Section 8.7.21.2 of the same PTX document regarding membar:

“Waits for all prior memory accesses requested by this thread to be performed at the CTA, global, or system memory level. level describes the scope of other clients for which membar is an ordering event. Thread execution resumes after a membar when the thread’s prior memory writes are visible to other threads at the specified level, and memory reads by this thread can no longer be affected by other thread writes.”

In the end I am just trying to make a warp wait until all shared values are ready to be read by the threads in that warp (and only that warp).
In CUDA 7.5 it seems to do this correctly every time without any membar.cta or bar.sync, but with CUDA 8.0 RC the only way I can accomplish this is to force lane 0 to do all the shared memory updates.
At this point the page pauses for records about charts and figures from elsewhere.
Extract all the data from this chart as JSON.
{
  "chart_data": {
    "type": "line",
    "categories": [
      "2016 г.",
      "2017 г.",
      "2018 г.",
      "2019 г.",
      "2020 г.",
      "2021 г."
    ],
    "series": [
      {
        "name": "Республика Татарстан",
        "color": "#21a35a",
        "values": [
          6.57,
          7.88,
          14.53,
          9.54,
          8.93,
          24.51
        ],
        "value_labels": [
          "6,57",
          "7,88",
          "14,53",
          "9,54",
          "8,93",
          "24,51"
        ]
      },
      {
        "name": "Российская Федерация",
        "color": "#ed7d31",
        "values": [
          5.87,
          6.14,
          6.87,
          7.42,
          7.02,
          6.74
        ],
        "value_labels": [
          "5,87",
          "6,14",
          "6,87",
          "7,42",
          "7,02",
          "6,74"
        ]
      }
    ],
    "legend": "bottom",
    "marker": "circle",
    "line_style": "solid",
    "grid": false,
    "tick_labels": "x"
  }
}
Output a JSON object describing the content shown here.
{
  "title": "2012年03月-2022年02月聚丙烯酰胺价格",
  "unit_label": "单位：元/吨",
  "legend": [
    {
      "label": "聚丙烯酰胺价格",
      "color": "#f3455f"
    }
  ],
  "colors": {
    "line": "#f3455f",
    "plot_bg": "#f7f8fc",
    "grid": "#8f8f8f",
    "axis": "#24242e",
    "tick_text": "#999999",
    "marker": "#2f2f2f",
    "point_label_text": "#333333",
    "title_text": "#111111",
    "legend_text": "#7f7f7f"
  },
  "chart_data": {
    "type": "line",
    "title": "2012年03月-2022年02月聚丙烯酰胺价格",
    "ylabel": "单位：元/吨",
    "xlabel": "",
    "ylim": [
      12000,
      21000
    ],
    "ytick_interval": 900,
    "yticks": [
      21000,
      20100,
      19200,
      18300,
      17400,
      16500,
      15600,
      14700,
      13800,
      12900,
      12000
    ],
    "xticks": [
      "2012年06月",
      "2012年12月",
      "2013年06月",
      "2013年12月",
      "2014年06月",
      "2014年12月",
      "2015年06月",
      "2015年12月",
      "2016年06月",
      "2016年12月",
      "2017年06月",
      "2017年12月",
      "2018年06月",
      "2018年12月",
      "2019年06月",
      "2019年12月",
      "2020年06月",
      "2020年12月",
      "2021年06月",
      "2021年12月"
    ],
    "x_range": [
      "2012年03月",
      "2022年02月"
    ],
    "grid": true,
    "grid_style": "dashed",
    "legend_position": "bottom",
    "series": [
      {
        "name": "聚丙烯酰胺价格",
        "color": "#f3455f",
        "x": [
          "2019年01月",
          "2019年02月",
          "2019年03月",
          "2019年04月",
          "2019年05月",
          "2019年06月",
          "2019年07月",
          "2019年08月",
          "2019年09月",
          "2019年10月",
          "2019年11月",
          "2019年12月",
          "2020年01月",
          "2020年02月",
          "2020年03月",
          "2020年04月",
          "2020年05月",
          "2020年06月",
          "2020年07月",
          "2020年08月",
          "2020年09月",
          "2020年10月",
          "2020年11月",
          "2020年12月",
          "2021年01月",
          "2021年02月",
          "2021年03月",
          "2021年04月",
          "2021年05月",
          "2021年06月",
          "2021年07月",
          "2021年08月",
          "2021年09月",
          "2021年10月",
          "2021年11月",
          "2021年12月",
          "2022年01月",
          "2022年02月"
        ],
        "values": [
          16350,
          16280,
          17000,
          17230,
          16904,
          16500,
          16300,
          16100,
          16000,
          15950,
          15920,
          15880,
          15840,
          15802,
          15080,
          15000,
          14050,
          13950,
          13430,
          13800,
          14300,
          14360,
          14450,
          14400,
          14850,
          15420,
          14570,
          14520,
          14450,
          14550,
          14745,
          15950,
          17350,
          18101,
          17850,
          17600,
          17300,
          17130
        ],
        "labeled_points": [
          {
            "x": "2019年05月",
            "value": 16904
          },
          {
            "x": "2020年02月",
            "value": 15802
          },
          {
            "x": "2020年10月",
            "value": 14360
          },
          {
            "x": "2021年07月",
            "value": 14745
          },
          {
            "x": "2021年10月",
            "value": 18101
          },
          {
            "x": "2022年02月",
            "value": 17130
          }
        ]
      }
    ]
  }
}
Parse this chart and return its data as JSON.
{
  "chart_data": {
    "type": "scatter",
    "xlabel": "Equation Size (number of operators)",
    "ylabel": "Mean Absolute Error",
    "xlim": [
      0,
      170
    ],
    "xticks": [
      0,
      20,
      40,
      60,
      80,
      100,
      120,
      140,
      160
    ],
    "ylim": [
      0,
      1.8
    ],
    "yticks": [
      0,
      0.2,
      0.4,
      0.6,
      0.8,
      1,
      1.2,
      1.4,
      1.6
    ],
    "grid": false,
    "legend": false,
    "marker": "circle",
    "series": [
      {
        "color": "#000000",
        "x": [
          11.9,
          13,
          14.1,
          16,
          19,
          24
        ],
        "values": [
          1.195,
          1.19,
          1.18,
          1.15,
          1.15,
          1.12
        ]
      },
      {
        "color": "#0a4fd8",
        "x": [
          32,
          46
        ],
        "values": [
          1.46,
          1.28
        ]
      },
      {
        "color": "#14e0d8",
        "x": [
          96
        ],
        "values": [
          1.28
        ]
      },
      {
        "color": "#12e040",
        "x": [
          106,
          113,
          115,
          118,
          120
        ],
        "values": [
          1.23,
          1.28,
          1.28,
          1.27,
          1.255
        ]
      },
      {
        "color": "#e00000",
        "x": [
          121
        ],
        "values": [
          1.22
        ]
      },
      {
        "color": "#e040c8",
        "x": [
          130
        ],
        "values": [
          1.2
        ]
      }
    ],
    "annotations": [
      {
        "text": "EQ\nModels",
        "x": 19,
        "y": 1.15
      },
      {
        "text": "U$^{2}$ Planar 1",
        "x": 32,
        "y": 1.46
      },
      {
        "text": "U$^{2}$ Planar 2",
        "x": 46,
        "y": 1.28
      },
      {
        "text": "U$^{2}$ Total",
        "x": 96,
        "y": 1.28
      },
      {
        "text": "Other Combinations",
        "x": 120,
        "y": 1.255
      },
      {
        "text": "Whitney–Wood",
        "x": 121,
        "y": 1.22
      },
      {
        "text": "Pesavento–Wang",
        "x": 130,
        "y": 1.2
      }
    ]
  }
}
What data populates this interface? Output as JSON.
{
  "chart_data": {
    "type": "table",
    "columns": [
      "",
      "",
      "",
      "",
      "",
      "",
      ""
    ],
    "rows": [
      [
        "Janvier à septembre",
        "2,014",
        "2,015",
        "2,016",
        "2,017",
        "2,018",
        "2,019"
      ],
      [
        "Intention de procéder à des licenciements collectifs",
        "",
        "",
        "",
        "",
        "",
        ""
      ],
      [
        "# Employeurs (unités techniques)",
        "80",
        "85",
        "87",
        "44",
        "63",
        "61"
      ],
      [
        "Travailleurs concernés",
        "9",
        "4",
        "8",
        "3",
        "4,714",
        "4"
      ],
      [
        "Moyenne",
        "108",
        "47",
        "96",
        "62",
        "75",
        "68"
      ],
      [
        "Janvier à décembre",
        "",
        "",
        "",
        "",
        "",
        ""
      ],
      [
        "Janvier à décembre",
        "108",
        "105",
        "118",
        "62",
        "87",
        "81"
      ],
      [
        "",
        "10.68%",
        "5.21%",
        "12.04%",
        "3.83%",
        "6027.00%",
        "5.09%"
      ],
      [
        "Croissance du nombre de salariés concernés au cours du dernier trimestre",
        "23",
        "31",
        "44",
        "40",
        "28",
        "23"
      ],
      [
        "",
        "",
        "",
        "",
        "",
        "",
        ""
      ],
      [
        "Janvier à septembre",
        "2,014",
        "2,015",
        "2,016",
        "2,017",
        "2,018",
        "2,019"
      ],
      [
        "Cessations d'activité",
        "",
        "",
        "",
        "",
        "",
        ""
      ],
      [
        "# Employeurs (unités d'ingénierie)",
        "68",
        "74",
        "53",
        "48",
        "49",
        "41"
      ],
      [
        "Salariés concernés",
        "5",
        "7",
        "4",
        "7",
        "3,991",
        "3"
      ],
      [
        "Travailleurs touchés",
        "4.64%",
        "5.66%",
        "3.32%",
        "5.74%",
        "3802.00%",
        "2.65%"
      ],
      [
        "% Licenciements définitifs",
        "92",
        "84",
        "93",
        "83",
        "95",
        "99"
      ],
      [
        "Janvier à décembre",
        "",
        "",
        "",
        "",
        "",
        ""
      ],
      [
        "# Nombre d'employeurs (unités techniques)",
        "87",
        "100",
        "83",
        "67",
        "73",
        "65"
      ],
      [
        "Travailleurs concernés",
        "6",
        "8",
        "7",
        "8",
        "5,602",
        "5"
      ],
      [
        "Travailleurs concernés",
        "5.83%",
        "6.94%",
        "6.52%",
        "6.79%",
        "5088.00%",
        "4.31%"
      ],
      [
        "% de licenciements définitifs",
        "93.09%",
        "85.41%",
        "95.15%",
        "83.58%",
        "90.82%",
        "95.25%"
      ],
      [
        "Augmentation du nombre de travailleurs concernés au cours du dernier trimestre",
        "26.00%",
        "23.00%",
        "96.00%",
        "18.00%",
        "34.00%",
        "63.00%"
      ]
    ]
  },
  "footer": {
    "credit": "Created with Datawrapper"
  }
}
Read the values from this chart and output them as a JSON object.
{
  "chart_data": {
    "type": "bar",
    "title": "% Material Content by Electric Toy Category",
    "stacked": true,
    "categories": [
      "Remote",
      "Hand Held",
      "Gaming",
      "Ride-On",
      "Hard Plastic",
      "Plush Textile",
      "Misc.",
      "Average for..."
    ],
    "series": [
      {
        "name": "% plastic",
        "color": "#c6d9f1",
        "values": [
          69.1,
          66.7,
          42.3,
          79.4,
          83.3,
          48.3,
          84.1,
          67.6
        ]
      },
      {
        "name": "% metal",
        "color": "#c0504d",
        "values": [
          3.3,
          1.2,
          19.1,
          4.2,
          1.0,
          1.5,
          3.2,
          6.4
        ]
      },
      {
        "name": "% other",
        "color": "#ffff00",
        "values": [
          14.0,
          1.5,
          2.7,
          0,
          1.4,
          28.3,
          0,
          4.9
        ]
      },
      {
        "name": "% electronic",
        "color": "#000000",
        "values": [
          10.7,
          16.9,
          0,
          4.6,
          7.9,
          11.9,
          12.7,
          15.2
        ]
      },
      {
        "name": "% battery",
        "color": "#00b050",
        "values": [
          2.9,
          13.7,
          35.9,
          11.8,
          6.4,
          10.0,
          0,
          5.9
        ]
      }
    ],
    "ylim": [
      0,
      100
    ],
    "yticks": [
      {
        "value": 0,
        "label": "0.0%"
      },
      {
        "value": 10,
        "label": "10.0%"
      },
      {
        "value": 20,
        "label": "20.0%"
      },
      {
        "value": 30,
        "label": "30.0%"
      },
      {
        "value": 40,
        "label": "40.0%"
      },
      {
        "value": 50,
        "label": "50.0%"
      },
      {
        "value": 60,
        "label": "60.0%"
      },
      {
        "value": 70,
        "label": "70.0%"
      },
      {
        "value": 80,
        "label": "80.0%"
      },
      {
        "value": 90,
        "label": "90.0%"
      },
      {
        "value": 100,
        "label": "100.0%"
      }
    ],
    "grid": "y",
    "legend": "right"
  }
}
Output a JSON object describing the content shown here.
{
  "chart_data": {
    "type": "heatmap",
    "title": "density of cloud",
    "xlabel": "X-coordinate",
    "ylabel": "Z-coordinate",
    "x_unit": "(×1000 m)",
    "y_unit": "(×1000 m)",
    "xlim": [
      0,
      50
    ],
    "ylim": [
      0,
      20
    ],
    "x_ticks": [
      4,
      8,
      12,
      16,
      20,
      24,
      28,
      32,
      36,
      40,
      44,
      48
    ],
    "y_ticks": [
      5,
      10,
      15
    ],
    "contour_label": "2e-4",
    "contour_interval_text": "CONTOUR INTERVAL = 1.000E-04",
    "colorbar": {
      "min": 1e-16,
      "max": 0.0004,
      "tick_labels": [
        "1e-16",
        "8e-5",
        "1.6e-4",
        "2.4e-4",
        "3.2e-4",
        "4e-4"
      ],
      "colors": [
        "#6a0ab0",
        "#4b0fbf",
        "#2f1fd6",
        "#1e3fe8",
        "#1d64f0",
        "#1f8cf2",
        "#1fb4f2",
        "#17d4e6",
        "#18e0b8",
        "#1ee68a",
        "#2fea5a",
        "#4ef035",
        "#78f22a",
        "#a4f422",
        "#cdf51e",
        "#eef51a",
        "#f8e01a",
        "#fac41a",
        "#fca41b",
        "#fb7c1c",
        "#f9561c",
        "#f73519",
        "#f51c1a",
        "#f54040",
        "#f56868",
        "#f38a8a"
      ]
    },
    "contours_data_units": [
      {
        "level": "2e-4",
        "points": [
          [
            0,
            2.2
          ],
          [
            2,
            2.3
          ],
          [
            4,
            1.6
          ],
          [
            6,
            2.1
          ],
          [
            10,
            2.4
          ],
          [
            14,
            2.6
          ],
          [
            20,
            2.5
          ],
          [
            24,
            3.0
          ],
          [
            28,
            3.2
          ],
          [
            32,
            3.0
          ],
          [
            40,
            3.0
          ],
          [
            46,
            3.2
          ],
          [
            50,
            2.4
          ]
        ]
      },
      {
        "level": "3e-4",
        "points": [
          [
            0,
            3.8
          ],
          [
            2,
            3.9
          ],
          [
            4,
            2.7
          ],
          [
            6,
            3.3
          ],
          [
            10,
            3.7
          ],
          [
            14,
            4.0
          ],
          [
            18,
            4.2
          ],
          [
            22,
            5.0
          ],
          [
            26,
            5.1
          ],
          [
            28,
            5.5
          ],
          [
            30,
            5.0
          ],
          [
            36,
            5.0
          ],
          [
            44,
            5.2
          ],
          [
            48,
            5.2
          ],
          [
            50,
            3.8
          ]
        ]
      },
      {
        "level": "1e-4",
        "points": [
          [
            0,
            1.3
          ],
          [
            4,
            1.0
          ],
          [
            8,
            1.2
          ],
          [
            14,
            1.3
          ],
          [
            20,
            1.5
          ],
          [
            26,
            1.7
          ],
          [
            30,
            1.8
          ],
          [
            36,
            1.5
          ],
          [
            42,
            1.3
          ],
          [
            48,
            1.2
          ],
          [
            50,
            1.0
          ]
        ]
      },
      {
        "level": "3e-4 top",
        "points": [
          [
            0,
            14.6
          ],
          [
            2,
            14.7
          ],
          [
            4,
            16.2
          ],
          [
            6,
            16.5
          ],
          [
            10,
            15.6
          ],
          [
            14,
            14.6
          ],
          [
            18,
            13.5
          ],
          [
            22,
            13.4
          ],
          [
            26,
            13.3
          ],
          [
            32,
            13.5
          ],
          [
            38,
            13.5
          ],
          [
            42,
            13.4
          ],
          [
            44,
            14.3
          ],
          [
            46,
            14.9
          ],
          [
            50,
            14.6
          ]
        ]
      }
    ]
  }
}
any one of the following approaches, all are documented in the CUDA programming guide:

  1. __syncthreads(); // be sure to adhere to usage requirements

  2. mark the shared memory in question as volatile

  3. __threadfence_block();

I’ll add my $0.02…

Warp lanes are coherent.

The shared memory pattern you describe sounds legit to me and you should not need any barriers or synchronization.

Is it possible that the global memory region is being read/written by more than one warp?

It is possible there is a bug elsewhere in your code?

As I’ve noted before on this forum, nasty PTXAS bugs have been found in the past – especially at the highest optimization level.

As long as it is marked volatile.

The shared memory “pattern” described involves 2 salient features:

  1. All threads write to shared memory, albeit perhaps each thread is only writing to one location
  2. All threads read from shared memory, including reading from multiple locations.

One of the optimizations the compiler is allowed to make (unless you mark the shared memory as volatile), is to “optimize” a shared memory location into a register. This can persist for as long as the compiler deems appropriate, unless a particular memory barrier is hit, or execution-barrier-with-a-memory-barrier-built-in.

volatile should prevent the compiler from making said optimizations.